Democrats have gained control of the Maine Legislature, growing their majority in the House of Representatives and recapturing a decisive majority in the Senate.

Democrats picked up at least 21 seats in the 35-seat Senate, while they appeared poised to take at least 81 seats in the 151-seat House, with some results sill pending in a handful of races and others still too close to call.

The victories for Democrats Tuesday mark the first time in six years that one party has gained control of the entire Legislature and the governorship, with the historic win by Janet Mills, the attorney general. She became the state’s first woman to be elected governor in a decisive victory over Republican businessman Shawn Moody.

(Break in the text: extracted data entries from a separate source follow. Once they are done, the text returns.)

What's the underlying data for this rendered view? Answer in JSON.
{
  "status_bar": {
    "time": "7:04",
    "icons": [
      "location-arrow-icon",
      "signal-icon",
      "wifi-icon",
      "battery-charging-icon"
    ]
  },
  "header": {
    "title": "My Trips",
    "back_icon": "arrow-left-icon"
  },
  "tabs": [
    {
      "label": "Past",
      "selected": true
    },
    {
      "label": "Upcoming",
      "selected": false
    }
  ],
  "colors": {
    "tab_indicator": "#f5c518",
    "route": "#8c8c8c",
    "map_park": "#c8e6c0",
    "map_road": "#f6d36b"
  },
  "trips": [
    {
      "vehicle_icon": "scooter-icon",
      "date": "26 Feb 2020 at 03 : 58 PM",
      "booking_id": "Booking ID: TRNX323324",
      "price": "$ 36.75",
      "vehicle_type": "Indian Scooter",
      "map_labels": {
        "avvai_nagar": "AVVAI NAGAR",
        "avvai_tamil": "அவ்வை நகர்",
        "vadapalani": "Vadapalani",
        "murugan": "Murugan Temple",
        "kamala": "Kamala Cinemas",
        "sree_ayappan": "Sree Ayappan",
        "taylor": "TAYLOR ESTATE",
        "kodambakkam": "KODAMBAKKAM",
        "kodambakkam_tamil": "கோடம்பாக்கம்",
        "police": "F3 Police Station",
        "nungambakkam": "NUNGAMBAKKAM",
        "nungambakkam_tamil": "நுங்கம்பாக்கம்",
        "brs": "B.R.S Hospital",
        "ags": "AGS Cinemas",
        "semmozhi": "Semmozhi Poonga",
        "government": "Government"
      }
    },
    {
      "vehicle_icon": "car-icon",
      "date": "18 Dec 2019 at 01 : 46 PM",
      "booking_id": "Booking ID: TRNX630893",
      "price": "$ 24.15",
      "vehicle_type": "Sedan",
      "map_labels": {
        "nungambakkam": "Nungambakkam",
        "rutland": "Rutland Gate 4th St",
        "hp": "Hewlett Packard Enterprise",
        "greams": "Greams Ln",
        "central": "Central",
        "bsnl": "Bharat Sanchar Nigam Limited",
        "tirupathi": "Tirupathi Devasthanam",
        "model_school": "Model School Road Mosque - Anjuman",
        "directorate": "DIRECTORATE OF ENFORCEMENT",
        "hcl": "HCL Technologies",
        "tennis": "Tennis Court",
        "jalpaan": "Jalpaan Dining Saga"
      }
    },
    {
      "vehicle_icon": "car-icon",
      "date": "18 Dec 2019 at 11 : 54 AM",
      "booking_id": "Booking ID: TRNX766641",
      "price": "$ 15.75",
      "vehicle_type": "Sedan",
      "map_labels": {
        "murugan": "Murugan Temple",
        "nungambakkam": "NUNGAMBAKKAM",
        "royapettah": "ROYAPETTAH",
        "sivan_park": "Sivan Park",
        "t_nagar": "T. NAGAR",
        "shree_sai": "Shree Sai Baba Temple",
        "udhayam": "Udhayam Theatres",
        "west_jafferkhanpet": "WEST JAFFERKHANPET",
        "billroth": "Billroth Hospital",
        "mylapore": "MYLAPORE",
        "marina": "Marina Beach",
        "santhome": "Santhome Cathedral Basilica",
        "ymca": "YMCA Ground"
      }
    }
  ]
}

Republicans appeared to have won at least 56 seats in the House, while six other seats were captured by independent candidates and another eight seats had either not yet been reported or were too close to call.

Democrats last controlled the governorship and both chambers of the Legislature in 2008, during the administration of Gov. John Baldacci. In 2010 Republicans turned the tables – only to lose their majorities in the House and Senate in the next cycle of elections in 2012. In 2014, Republicans gained a majority in the Senate and held onto it by one seat in 2016.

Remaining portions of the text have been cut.